Com a pandemia temos uma parada. Uma parada do trabalho nos moldes até aqui processados. A noção de produção do necessário vai mudando a estrutura produção-comércio-dinheiro. Fazer a indústria produzir o que é necessário nesse momento para equipar a saúde com máscaras, luvas, construir hospitais, comida, remédios, maquinários de saúde. Não é mais a lógica inversa que perverte nossas necessidades. Estamos num outro momento em que a necessidade ancora o que deve ser produzido. A lógica anterior criava incessantes fetiches para escoar a produção (produção no final de mais dinheiro – de dinheiro’).

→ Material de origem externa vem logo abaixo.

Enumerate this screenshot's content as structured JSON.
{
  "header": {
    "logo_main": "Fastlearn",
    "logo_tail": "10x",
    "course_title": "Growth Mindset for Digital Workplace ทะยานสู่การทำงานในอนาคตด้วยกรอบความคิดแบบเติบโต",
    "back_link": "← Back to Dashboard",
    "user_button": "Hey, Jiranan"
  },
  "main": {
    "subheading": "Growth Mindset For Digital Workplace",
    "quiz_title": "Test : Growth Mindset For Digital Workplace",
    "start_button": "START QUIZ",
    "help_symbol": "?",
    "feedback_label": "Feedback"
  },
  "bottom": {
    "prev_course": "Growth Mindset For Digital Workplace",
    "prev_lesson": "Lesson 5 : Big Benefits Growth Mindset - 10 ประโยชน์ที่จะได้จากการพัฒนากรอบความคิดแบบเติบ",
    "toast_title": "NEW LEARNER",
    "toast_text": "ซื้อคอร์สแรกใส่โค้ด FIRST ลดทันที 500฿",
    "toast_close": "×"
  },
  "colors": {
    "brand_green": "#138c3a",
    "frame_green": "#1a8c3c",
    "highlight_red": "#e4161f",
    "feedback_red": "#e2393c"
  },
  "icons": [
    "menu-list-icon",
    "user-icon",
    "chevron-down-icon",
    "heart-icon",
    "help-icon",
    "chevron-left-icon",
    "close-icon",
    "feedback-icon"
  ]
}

As mudanças em 2020 vieram mais violentas e rápidas do que estávamos esperando! O esgotamento do neoliberalismo que captura continuamente cada vez mais territórios, pode ganhar planos de modificações. Já tínhamos uma ideia de que as mudanças que o incremento tecnológico estava por impor aos processos produtivos mudanças radicais do modo de trabalhar. Mas não havia preparação alguma para novidades tão contundentes como essa imposta agora pela chegada de um processo mundial que vai impondo uma crise de proporções globais, brutais especialmente aos pobres de todo o mundo.

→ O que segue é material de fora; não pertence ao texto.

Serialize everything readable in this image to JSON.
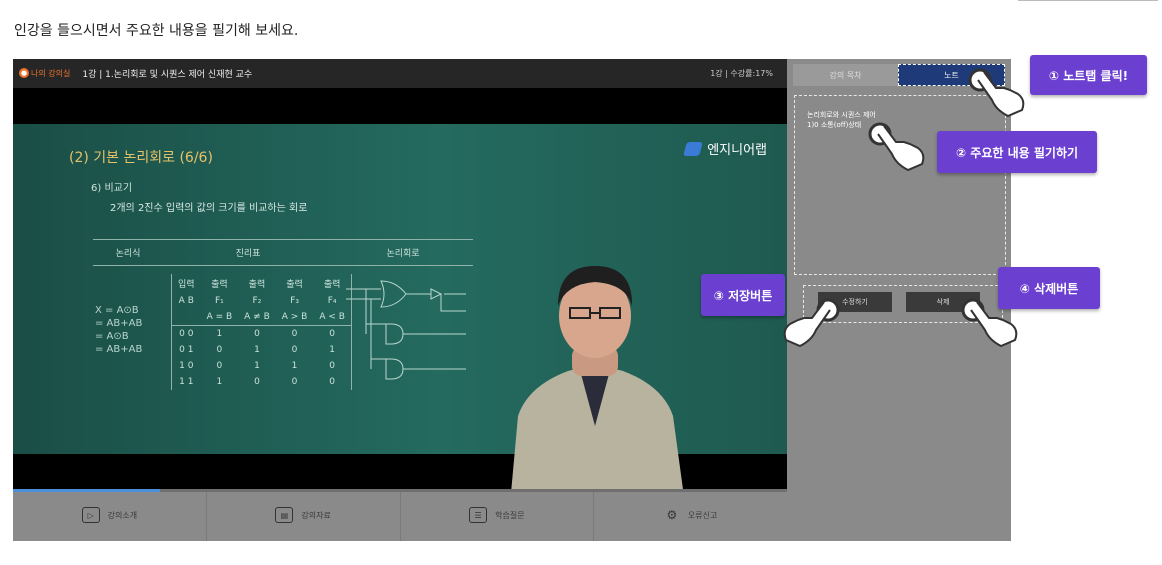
{
  "instruction": "인강을 들으시면서 주요한 내용을 필기해 보세요.",
  "player": {
    "my_room_badge": "나의 강의실",
    "lecture_title": "1강 | 1.논리회로 및 시퀀스 제어 신재현 교수",
    "progress_text": "1강 | 수강률:17%"
  },
  "slide": {
    "title": "(2) 기본 논리회로 (6/6)",
    "brand": "엔지니어랩",
    "sub1": "6) 비교기",
    "sub2": "2개의 2진수 입력의 값의 크기를 비교하는 회로",
    "table_headers": [
      "논리식",
      "진리표",
      "논리회로"
    ],
    "truth_header": [
      "입력",
      "출력",
      "출력",
      "출력",
      "출력"
    ],
    "truth_sub": [
      "A  B",
      "F₁",
      "F₂",
      "F₃",
      "F₄"
    ],
    "truth_cond": [
      "",
      "A = B",
      "A ≠ B",
      "A > B",
      "A < B"
    ],
    "truth_rows": [
      [
        "0  0",
        "1",
        "0",
        "0",
        "0"
      ],
      [
        "0  1",
        "0",
        "1",
        "0",
        "1"
      ],
      [
        "1  0",
        "0",
        "1",
        "1",
        "0"
      ],
      [
        "1  1",
        "1",
        "0",
        "0",
        "0"
      ]
    ],
    "formula": [
      "X = A⊙B",
      "= AB+AB",
      "= A⊙B",
      "= AB+AB"
    ]
  },
  "controls": {
    "items": [
      {
        "label": "강의소개",
        "icon": "▷"
      },
      {
        "label": "강의자료",
        "icon": "▤"
      },
      {
        "label": "학습질문",
        "icon": "☰"
      },
      {
        "label": "오류신고",
        "icon": "⚙"
      }
    ],
    "progress_fraction": 0.19
  },
  "side": {
    "tab_toc": "강의 목차",
    "tab_note": "노트",
    "note_text": "논리회로와 시퀀스 제어\n1)0 소통(off)상태",
    "edit_button": "수정하기",
    "delete_button": "삭제"
  },
  "callouts": {
    "c1": "① 노트탭 클릭!",
    "c2": "② 주요한 내용 필기하기",
    "c3": "③ 저장버튼",
    "c4": "④ 삭제버튼"
  },
  "colors": {
    "accent_purple": "#6b3fd0",
    "note_tab": "#1e3a78",
    "slide_green": "#246a5f"
  }
}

O país estava tão despreparado para lidar com a pobreza que não consegue por em marcha com rapidez o repasse de uma renda mensal a quem precisa, não havia nenhuma perspectiva de enfrentamento à desigualdade. A possibilidade de saques de fome e de revolta se configuram como reais forma de luta para quem ficou sempre esquecido para a distribuição da riqueza comum, mas sempre lembrado para manter a economia que interessa ao capital funcionando. E as revoltas populares podem fazer visível as feridas que não se fecham rapidamente. As revoltas chilenas estão no tabuleiro como alerta para despertar as lutas sociais e as reinvindicações que exigem ação para trazer renda às famílias brasileiras quanto falta a possibilidade de trabalho.

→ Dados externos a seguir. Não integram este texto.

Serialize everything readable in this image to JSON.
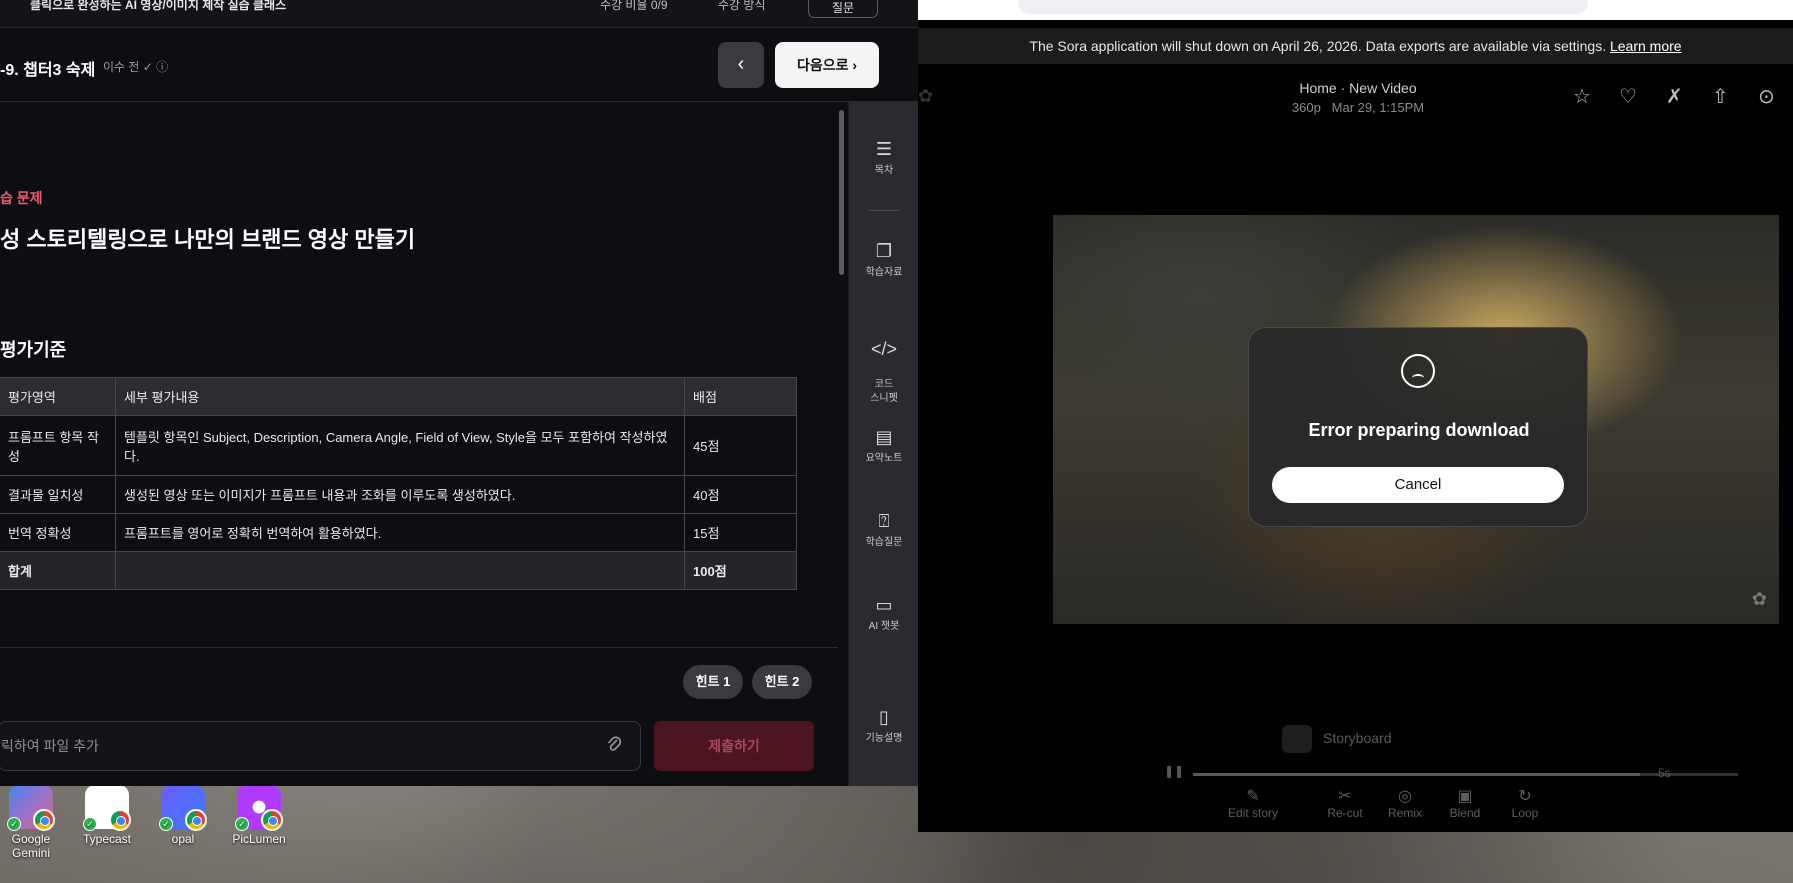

Latour (2020)3, nós provoca a pensar como vamos impedir que essa lógica anterior não venha logo dar as caras assim que a pandemia passar. O tempo do trabalho, se no passado medido pelo relógio de pulso, e até ontem medidos pela velocidade vertiginosa dos smartphones (mesmo os tempos do desemprego andavam totalmente ocupados pelos trabalhos überizados, para lá de precários), agora parou. Desacelerou. A vida tem outras atividades. Fazer comida, cuidar das crianças, arrumar as coisas da casa, trabalhos invisibilizados e destinados às mulheres que podem retornar como tarefas cotidianas com produção de sentido.

O trabalho continua no centro da vida social. Será tempo de reconfigurar essa centralidade que estava ancorada na retirada de proteção social para os pobres aliada à queda da renda do trabalho nas franjas da sociedade.

Um momento interessante em que as temporalidades da cidade, guiadas essencialmente pelo trabalho, foram interrompidas para muitos. Foram ao menos deslocadas para a casa. O que certamente exige novas negociações de uma sociabilidade reduzida ao núcleo familiar.

Que momento estamos vivendo! Uma oportunidade se abrirá depois da catástrofe. Disputar um novo mundo, com novas temporalidades do trabalho. Das ruínas do neoliberalismo sairá um outro mundo! À luta!

Marta Bergamin é socióloga, professora da Escola de Sociologia e Política.

1 Dejours, C. A loucura do trabalho, São Paulo: Cortez, 2015.

2 Dejours, C. A banalização da injustiça social. Rio de Janeiro: ed. FGV, 2006.